NST and ultrasound should also be performed to monitor the foetal health. Doppler examination of the umbilical artery (for IUGR) is important. Presence of a bilateral notch on the flow profile of the uterine artery is associated with preeclampsia.

Treatment

Patients with preeclampsia are usually admitted and are monitored and treated inpatient.

Antihypertensive treatment is indicated in case of severe hypertension (> 160/110 mmHg) to decrease the risk for maternal stroke. Labetalol, nifedipine, and methyldopa are safe in pregnancy and may be used. However, antihypertensive treatment does not treat the underlying problem and does not improve the prognosis of the condition, and so is not routinely indicated.

Magnesium sulphate (MgSO4) decreases the risk for eclampsia and is indicated in case of worsening or serious preeclampsia. It also treats the seizures and is therefore indicated ASAP in case of manifest eclampsia.

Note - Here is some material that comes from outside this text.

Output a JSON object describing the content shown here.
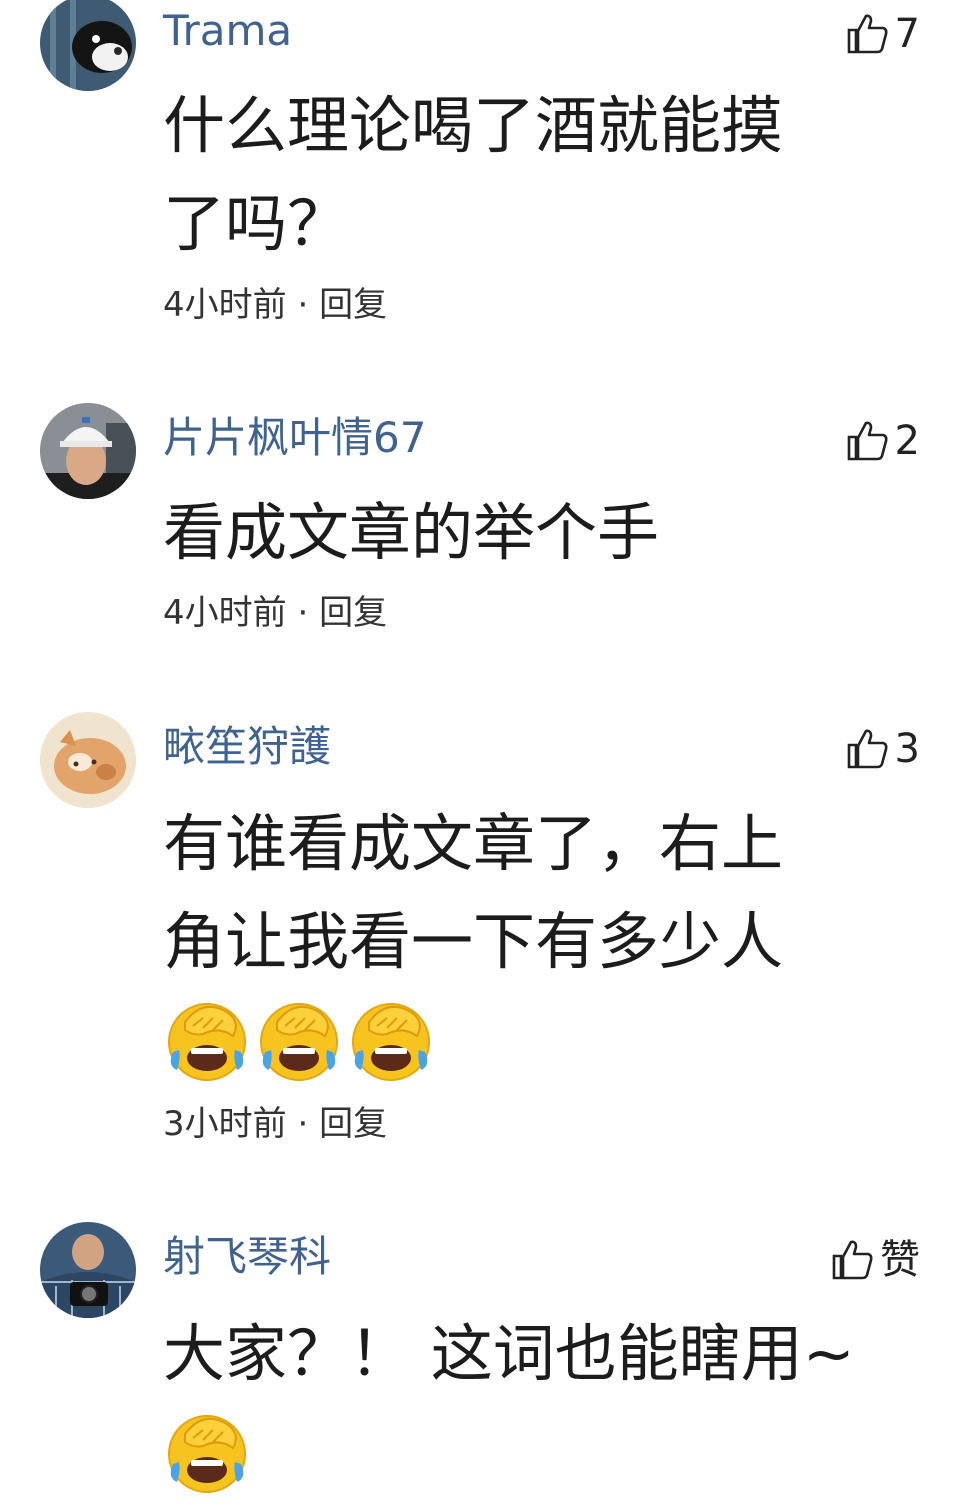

The only definitive treatment for preeclampsia and eclampsia is delivery. An important part of the management of these disorders is therefore to evaluate the risk/reward of inducing delivery versus waiting (expectant management), considering the risks for both the mother and foetus. In case of earlier gestational weeks, waiting may increase the likelihood for the foetus to survive birth. In case of later gestational weeks (> 37), delivery is induced.

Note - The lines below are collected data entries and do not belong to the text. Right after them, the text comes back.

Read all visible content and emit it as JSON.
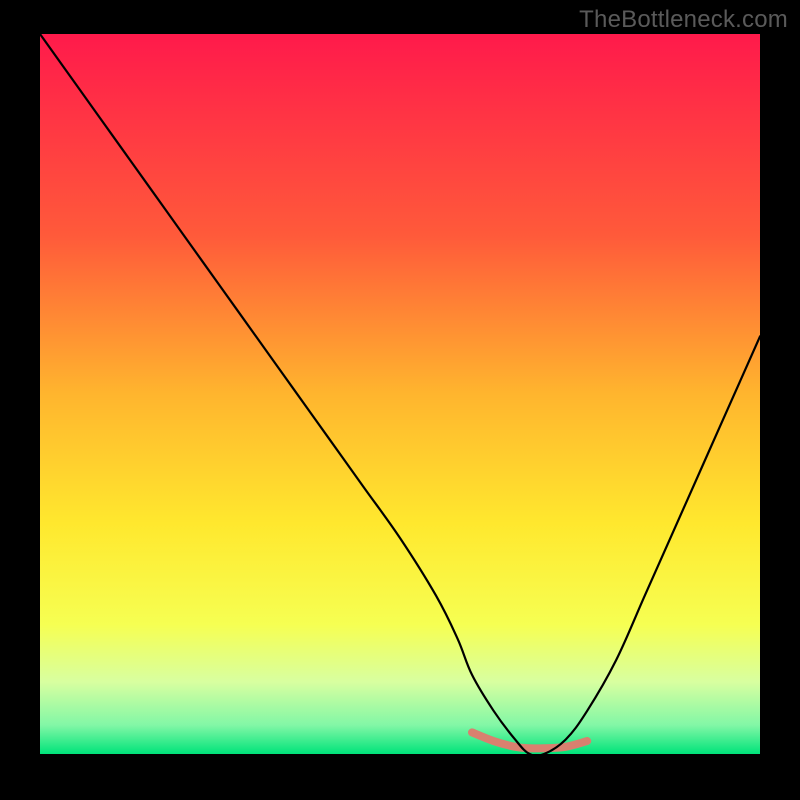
{
  "watermark": "TheBottleneck.com",
  "chart_data": {
    "type": "line",
    "title": "",
    "xlabel": "",
    "ylabel": "",
    "xlim": [
      0,
      100
    ],
    "ylim": [
      0,
      100
    ],
    "grid": false,
    "legend": false,
    "background_gradient": {
      "stops": [
        {
          "offset": 0.0,
          "color": "#ff1a4b"
        },
        {
          "offset": 0.28,
          "color": "#ff5a3a"
        },
        {
          "offset": 0.5,
          "color": "#ffb52e"
        },
        {
          "offset": 0.68,
          "color": "#ffe82e"
        },
        {
          "offset": 0.82,
          "color": "#f6ff52"
        },
        {
          "offset": 0.9,
          "color": "#d8ffa0"
        },
        {
          "offset": 0.96,
          "color": "#82f7a6"
        },
        {
          "offset": 1.0,
          "color": "#00e37a"
        }
      ]
    },
    "series": [
      {
        "name": "bottleneck-curve",
        "x": [
          0,
          5,
          10,
          15,
          20,
          25,
          30,
          35,
          40,
          45,
          50,
          55,
          58,
          60,
          63,
          66,
          68,
          70,
          73,
          76,
          80,
          84,
          88,
          92,
          96,
          100
        ],
        "values": [
          100,
          93,
          86,
          79,
          72,
          65,
          58,
          51,
          44,
          37,
          30,
          22,
          16,
          11,
          6,
          2,
          0,
          0,
          2,
          6,
          13,
          22,
          31,
          40,
          49,
          58
        ]
      }
    ],
    "highlight_segment": {
      "name": "optimal-range",
      "color": "#d9806f",
      "x": [
        60,
        63,
        66,
        68,
        70,
        73,
        76
      ],
      "values": [
        3,
        1.8,
        1,
        0.8,
        0.8,
        1,
        1.8
      ]
    }
  }
}
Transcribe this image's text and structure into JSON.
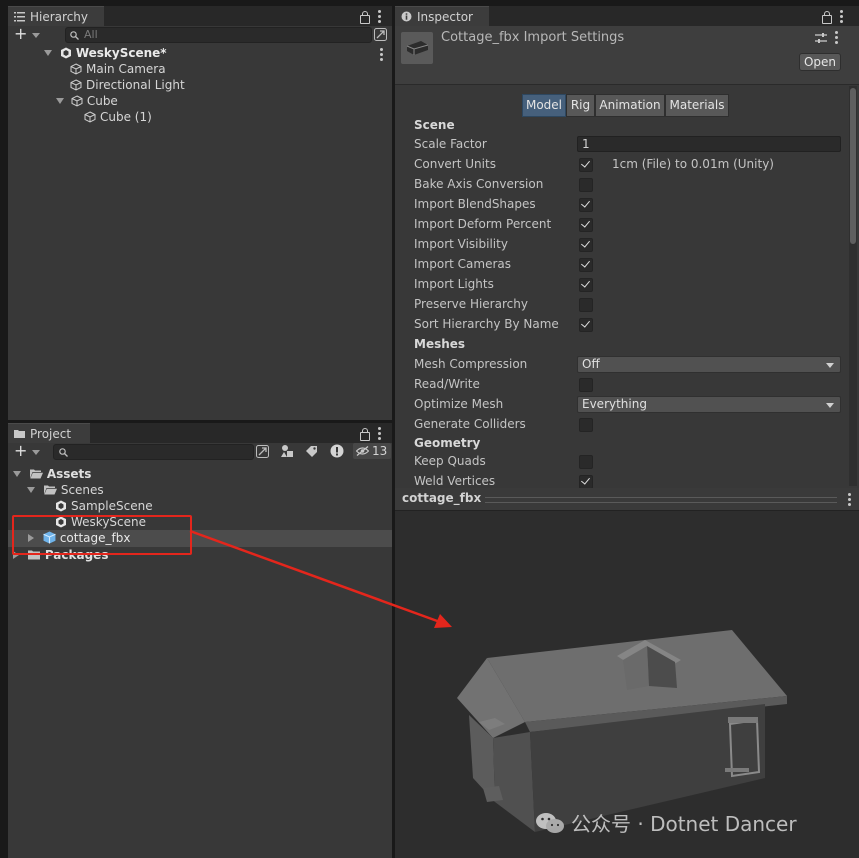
{
  "hierarchy": {
    "tab_label": "Hierarchy",
    "search_placeholder": "All",
    "add_symbol": "+",
    "items": [
      {
        "label": "WeskyScene*"
      },
      {
        "label": "Main Camera"
      },
      {
        "label": "Directional Light"
      },
      {
        "label": "Cube"
      },
      {
        "label": "Cube (1)"
      }
    ]
  },
  "project": {
    "tab_label": "Project",
    "add_symbol": "+",
    "hidden_count": "13",
    "items": [
      {
        "label": "Assets"
      },
      {
        "label": "Scenes"
      },
      {
        "label": "SampleScene"
      },
      {
        "label": "WeskyScene"
      },
      {
        "label": "cottage_fbx"
      },
      {
        "label": "Packages"
      }
    ]
  },
  "inspector": {
    "tab_label": "Inspector",
    "header_title": "Cottage_fbx Import Settings",
    "open_button": "Open",
    "tabs": [
      {
        "label": "Model",
        "active": true
      },
      {
        "label": "Rig",
        "active": false
      },
      {
        "label": "Animation",
        "active": false
      },
      {
        "label": "Materials",
        "active": false
      }
    ],
    "sections": {
      "scene": "Scene",
      "meshes": "Meshes",
      "geometry": "Geometry"
    },
    "scale_factor": {
      "label": "Scale Factor",
      "value": "1"
    },
    "convert_units": {
      "label": "Convert Units",
      "checked": true,
      "note": "1cm (File) to 0.01m (Unity)"
    },
    "checkboxes": [
      {
        "label": "Bake Axis Conversion",
        "checked": false
      },
      {
        "label": "Import BlendShapes",
        "checked": true
      },
      {
        "label": "Import Deform Percent",
        "checked": true
      },
      {
        "label": "Import Visibility",
        "checked": true
      },
      {
        "label": "Import Cameras",
        "checked": true
      },
      {
        "label": "Import Lights",
        "checked": true
      },
      {
        "label": "Preserve Hierarchy",
        "checked": false
      },
      {
        "label": "Sort Hierarchy By Name",
        "checked": true
      }
    ],
    "mesh_compression": {
      "label": "Mesh Compression",
      "value": "Off"
    },
    "read_write": {
      "label": "Read/Write",
      "checked": false
    },
    "optimize_mesh": {
      "label": "Optimize Mesh",
      "value": "Everything"
    },
    "generate_colliders": {
      "label": "Generate Colliders",
      "checked": false
    },
    "keep_quads": {
      "label": "Keep Quads",
      "checked": false
    },
    "weld_vertices": {
      "label": "Weld Vertices",
      "checked": true
    }
  },
  "preview": {
    "title": "cottage_fbx"
  },
  "watermark": {
    "text": "公众号 · Dotnet Dancer"
  },
  "colors": {
    "annotation_red": "#e4261c",
    "active_tab_blue": "#46607c",
    "panel_bg": "#383838"
  }
}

The department at POTE is researching the use of furosemide in late-onset preeclampsia, based on the theoretical background that patients with late-onset disease may have increased intravascular volume. They also state that the other antihypertensives are counterintuitive to use because they’re vasodilators and the vascular tone is often already low.

Prevention

Acetylsalicylic acid (75 mg/day taken at night from week 12 until birth) decreases the risk for preeclampsia in those at high risk. “High risk” includes previous preeclampsia, chronic kidney disease, diabetes, etc.

Complications

  • Maternal
    • Haemorrhagic stroke
    • HELLP syndrome
    • Pulmonary oedema
    • Renal insufficiency
    • Placental abruption
    • DIC
  • Foetal
    • Intrauterine growth restriction (in early-onset type)
    • Increased birth weight (in late-onset type)
    • Perinatal asphyxia
    • Prematurity
    • Intrauterine demise

Prognosis

In almost all cases, the conditions resolve within hours or days after delivery. However, women who’ve developed gestational hypertension or preeclampsia are at higher risk of cardiovascular disease, as well as repeat hypertensive disorders in later pregnancies.